AUTHORS' CONCLUSIONS: This review suggests that supervised maintenance programmes for COPD patients after pulmonary rehabilitation are not associated with increased adverse events, may improve health-related quality of life, and could possibly improve exercise capacity at six to 12 months. Effects on exacerbations, hospitalisation and mortality are similar to those of usual care. However, the strength of evidence was limited because most included studies had a high risk of bias and small sample size. The optimal supervision frequency and models for supervised maintenance programmes are still unclear.

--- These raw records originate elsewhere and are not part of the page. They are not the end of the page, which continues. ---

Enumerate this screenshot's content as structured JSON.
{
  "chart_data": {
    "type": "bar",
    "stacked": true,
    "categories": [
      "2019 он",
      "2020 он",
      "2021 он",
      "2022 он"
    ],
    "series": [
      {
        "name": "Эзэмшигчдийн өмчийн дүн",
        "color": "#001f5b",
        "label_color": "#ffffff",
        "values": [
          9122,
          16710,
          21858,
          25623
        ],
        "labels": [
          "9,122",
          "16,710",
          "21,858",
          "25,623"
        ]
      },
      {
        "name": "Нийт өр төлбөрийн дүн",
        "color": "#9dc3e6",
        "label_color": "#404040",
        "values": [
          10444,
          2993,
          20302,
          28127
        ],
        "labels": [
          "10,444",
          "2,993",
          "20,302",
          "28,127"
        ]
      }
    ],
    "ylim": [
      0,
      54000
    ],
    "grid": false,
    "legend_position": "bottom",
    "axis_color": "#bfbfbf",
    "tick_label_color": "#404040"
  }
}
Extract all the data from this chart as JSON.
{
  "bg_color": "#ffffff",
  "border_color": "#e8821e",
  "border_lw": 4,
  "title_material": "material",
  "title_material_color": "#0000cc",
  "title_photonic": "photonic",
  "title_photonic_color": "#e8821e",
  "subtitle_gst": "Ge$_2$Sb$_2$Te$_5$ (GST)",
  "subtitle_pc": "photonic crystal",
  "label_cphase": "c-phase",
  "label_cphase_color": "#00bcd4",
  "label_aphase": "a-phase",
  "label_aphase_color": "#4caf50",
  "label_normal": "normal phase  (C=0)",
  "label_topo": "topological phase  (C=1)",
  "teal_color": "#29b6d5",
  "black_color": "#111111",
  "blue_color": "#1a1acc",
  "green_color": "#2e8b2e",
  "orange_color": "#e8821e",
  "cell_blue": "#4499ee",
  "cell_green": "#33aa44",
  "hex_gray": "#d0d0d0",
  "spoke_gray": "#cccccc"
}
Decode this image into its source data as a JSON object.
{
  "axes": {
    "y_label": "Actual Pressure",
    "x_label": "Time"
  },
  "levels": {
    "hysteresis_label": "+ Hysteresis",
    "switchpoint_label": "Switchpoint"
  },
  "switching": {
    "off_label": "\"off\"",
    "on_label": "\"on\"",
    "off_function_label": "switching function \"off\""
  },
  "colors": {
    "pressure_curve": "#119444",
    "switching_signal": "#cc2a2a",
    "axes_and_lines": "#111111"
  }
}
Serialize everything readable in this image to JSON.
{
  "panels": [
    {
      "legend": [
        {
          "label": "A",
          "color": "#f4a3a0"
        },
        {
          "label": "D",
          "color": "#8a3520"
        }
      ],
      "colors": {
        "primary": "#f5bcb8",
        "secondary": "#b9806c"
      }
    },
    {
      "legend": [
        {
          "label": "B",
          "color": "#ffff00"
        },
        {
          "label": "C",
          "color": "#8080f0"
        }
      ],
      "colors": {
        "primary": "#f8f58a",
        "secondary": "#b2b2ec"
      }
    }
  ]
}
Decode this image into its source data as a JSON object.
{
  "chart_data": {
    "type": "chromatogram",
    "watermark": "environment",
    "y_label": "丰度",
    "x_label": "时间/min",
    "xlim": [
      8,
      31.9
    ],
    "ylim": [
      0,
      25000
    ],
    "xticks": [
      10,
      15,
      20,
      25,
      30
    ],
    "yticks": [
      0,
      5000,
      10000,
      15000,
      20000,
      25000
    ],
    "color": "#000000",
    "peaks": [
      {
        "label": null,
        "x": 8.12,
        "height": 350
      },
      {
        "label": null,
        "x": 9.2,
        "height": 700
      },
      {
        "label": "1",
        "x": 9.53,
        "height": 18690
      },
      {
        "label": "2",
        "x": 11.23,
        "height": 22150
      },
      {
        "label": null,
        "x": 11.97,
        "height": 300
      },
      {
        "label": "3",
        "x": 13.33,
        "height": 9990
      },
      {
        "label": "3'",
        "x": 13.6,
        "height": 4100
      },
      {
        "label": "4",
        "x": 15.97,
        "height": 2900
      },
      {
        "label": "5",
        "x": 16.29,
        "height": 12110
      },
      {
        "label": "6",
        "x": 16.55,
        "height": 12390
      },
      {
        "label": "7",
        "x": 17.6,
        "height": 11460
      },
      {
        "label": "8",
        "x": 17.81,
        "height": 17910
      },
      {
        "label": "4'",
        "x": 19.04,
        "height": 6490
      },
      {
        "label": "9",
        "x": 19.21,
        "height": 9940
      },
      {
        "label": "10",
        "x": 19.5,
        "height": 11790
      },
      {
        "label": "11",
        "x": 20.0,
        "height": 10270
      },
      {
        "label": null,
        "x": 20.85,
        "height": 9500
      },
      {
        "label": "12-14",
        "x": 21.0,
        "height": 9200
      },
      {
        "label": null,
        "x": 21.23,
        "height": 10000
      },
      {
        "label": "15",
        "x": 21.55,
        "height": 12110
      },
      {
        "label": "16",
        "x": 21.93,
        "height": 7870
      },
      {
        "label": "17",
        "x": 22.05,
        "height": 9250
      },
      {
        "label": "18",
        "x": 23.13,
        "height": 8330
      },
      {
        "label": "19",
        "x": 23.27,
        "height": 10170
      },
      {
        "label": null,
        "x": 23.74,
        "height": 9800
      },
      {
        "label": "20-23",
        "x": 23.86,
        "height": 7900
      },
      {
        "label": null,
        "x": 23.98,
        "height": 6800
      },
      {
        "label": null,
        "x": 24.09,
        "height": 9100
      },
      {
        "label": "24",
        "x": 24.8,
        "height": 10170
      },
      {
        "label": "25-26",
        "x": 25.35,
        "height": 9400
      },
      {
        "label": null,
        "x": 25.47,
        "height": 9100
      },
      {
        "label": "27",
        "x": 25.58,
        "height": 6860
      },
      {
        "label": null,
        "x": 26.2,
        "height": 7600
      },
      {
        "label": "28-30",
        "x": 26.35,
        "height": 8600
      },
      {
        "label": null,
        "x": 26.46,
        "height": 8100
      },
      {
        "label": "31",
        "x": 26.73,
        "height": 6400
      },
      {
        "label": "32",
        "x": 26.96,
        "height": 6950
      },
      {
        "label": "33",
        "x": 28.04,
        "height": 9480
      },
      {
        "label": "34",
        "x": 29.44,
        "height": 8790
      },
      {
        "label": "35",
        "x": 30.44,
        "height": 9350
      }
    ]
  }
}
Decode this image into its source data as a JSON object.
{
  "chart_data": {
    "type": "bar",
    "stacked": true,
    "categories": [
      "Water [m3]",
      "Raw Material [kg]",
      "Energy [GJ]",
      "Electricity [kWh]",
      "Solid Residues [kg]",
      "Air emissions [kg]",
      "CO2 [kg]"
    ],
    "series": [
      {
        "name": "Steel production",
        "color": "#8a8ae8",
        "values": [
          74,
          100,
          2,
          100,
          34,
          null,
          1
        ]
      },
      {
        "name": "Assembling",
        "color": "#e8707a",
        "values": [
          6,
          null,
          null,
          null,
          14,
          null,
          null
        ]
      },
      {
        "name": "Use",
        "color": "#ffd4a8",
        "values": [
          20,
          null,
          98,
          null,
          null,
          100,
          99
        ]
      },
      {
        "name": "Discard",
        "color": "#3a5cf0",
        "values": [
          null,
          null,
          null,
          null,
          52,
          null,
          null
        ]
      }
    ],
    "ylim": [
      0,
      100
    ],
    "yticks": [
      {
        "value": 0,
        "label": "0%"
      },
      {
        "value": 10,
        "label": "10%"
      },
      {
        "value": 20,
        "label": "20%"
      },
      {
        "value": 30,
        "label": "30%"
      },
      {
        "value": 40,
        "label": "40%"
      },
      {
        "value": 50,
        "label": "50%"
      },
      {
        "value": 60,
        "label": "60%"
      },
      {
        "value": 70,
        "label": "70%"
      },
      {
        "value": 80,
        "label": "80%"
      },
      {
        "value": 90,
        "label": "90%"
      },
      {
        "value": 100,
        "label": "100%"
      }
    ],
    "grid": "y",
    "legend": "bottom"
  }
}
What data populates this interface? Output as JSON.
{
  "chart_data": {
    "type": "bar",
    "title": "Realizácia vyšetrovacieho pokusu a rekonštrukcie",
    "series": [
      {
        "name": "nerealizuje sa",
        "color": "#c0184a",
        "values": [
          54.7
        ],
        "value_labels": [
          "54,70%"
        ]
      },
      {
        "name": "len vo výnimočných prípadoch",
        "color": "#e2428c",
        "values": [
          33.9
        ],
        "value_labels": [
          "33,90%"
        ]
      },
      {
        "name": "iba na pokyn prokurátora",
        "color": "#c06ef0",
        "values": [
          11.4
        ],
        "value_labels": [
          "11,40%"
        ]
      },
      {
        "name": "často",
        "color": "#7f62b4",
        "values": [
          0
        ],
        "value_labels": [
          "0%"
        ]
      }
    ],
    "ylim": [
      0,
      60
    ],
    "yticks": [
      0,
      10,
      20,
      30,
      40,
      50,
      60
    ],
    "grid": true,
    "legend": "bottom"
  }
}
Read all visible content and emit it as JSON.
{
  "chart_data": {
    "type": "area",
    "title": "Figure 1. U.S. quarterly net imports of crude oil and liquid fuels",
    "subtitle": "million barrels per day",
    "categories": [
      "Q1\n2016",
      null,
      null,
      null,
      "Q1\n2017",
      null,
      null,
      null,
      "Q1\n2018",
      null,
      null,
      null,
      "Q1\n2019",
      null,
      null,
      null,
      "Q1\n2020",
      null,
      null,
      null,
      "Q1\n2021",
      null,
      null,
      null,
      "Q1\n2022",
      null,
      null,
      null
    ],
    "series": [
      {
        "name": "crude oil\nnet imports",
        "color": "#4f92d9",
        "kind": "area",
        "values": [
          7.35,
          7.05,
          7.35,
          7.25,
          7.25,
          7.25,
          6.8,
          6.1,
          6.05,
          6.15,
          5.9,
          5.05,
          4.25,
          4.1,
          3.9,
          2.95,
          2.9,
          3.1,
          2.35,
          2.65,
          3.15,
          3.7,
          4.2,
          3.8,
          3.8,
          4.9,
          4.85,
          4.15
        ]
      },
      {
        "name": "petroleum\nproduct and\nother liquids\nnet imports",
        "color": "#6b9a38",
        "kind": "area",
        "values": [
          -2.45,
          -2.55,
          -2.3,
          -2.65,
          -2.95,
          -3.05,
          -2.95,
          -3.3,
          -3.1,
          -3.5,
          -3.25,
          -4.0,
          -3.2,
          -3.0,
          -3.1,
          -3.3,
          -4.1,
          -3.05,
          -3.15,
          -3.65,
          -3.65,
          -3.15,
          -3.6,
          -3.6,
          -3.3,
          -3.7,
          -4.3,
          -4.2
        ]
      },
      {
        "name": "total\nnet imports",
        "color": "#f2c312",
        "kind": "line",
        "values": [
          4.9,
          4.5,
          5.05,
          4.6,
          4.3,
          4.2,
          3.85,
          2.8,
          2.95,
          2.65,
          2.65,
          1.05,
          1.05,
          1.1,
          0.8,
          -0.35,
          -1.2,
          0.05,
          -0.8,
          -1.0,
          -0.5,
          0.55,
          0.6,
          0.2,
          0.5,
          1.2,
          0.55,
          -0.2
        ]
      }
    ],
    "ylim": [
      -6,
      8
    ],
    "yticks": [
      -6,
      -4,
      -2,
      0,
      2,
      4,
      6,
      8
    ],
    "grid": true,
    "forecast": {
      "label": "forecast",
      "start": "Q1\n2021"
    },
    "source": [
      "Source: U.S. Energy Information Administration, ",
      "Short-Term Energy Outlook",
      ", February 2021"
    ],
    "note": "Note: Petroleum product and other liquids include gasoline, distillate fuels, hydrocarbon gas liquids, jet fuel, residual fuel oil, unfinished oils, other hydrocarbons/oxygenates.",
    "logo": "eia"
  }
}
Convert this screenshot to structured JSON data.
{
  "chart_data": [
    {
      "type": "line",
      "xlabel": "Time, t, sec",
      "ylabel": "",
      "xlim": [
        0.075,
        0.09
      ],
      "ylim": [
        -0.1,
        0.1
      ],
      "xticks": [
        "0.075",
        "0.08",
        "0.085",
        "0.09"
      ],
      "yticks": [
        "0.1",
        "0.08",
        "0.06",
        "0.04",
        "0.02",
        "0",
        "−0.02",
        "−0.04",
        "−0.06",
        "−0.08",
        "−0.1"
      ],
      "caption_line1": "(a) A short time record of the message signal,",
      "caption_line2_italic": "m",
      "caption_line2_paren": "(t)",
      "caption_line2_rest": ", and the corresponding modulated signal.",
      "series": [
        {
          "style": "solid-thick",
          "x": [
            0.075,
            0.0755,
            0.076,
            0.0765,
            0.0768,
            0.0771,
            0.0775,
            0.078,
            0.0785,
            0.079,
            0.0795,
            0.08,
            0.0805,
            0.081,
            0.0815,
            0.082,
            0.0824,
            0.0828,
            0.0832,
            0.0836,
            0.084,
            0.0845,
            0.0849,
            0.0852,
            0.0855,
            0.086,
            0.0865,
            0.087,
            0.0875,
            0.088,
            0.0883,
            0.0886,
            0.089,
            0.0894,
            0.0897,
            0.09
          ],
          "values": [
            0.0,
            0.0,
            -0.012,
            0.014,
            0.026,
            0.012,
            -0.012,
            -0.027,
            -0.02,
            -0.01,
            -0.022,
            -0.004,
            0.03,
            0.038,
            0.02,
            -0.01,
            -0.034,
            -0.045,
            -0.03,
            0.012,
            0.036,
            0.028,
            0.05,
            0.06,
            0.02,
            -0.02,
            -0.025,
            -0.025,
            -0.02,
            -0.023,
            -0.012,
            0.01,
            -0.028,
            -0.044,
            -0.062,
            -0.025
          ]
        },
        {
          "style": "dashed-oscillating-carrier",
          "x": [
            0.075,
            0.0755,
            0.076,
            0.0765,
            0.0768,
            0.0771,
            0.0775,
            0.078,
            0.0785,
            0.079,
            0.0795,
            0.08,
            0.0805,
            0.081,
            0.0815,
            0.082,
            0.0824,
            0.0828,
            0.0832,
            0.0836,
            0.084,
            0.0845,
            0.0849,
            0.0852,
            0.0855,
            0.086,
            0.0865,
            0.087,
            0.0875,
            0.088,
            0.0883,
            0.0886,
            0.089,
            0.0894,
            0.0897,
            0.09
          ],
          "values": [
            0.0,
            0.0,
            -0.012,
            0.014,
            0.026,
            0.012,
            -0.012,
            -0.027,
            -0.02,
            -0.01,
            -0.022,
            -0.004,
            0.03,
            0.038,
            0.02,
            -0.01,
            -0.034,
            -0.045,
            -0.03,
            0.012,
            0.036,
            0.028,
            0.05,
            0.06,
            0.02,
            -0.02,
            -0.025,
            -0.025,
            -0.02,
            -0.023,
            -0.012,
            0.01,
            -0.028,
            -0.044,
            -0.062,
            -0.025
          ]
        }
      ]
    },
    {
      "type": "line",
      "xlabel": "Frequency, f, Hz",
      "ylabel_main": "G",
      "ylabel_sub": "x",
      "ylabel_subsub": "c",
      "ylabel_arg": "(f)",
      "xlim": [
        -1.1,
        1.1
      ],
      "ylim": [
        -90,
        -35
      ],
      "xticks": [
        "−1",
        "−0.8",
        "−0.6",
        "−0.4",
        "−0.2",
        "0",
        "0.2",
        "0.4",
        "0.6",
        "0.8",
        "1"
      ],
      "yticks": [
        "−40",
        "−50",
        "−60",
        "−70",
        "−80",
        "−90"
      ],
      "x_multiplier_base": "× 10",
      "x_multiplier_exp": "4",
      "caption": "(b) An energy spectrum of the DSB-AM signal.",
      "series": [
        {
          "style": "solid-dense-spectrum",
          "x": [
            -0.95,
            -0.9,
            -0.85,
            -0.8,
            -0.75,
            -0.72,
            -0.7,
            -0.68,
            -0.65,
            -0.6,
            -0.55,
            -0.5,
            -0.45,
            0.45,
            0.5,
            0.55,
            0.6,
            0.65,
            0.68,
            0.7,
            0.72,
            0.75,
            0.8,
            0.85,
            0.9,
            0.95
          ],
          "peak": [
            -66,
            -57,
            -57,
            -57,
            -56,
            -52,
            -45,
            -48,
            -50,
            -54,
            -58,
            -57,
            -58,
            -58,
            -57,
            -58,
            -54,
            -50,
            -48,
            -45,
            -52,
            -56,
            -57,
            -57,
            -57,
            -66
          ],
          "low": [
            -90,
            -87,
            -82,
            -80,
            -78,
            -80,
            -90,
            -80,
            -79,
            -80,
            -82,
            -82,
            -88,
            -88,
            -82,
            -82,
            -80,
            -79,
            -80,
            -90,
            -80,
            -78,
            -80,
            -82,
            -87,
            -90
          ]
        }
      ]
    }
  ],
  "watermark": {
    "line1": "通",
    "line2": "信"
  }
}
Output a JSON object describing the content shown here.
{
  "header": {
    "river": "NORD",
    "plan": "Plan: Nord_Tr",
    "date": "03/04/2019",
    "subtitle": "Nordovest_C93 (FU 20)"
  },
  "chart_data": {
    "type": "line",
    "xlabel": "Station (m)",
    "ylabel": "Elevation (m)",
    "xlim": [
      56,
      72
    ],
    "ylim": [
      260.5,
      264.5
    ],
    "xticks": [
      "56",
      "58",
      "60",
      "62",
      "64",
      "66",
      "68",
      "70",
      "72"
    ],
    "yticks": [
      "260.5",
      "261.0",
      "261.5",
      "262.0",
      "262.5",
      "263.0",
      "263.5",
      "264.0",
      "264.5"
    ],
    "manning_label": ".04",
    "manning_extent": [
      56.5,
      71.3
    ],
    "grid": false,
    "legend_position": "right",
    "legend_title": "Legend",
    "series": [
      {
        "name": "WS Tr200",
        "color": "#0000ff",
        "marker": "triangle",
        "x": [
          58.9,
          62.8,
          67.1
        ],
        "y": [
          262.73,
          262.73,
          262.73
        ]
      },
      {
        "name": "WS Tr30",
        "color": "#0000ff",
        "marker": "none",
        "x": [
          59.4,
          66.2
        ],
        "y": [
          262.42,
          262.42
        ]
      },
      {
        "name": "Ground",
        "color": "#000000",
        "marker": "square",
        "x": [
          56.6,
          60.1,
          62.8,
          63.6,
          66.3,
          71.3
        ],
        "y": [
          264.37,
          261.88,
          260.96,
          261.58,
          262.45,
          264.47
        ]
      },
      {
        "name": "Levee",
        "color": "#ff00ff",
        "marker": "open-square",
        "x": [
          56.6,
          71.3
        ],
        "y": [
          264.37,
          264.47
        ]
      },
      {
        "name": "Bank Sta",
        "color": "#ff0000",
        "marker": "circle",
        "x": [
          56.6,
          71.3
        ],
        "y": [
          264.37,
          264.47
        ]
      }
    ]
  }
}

肺康复对慢性阻塞性肺疾病(COPD)患者有益,但随着时间的推移,获益并不持久。维持性肺康复的定义是在初始肺康复计划的基础上,以较低的频率进行持续的监督运动。目前尚不清楚维持性方案是否能随着时间的推移保持肺康复的益处。肺康复后维持方案的研究结果存在异质性,尤其是在监督频率方面。此外,新的维持模式(远程和家庭为基础)正在出现。
确定与常规护理相比,监督性肺康复维持方案是否能改善 COPD 患者的健康相关生活质量(HRQoL)、运动能力和医疗保健利用。其次,在亚组分析中,检查监督维持方案中监督频率和模式(远程或面对面)的影响。
我们检索了 Cochrane Airways 试验注册库、CENTRAL、MEDLINE、Embase、PEDro 和另外两个试验注册平台,截至 2020 年 3 月 31 日,没有语言或出版类型的限制。我们对所有初级研究的参考文献进行了筛选,以寻找其他参考文献。我们还通过 Cochrane Airways 试验注册库和 CENTRAL 手工检索了会议摘要和灰色文献。
我们只纳入了比较 COPD 肺康复维持与注意对照或常规护理的随机试验。主要结局是 HRQoL、运动能力和住院率;次要结局是恶化率、死亡率、护理直接成本和不良事件。
两名综述作者独立筛选标题和摘要、提取数据,并评估偏倚风险。结果数据足够相似,可以进行汇总分析的,采用随机效应模型进行meta 分析,不能汇总的数据则以叙述性方式报告。进行了亚组分析,包括监督频率(每月或更频繁的方案与不太频繁的方案)和使用远程监督(例如远程康复与面对面监督)。我们使用 GRADE 方法评估证据的确定性。
我们纳入了 21 项研究(39 份报告),共 1799 例 COPD 患者。参与者年龄从 52 岁到 88 岁不等。疾病严重程度从预计用力呼气量的 24%到 88%不等。方案持续时间从四周到 36 个月不等。12 项研究提供了面对面监督,6 项研究提供了远程监督(电话或网络平台)。四项研究提供了面对面和远程监督的组合。由于参与者缺乏盲法,大多数研究存在高度的偏倚风险,并且在检测、失访和报告偏倚方面也存在高度风险。低到中等确定性证据表明,与常规护理相比,监督性维持方案可能在肺康复后 6 至 12 个月时改善健康相关生活质量(慢性呼吸问卷总分平均差异 0.54 分,95%置信区间 0.04 至 1.03,258 名参与者,4 项研究),该结果的平均差异超过该结局的 0.5 分的最小重要差异。监督性维持方案可能会改善 6 分钟步行距离,但这是不确定的(MD 26 米,95%置信区间 -1.04 至 52.84,639 名参与者,10 项研究)。维持方案与常规护理组在恶化或全因住院率或死亡率方面没有差异(死亡率的优势比 0.73,95%置信区间 0.36 至 1.51,755 名参与者,6 项研究)。没有足够的数据来了解监督频率或远程与面对面监督的影响。没有报告不良事件。
本综述表明,肺康复后 COPD 患者的监督性维持方案不会增加不良事件的发生,可能会改善健康相关生活质量,并可能在 6 至 12 个月时改善运动能力。恶化、住院和死亡率的影响与常规护理相似。然而,由于大多数纳入的研究存在高度偏倚风险和样本量小,证据强度有限。监督性维持方案的最佳监督频率和模式仍不清楚。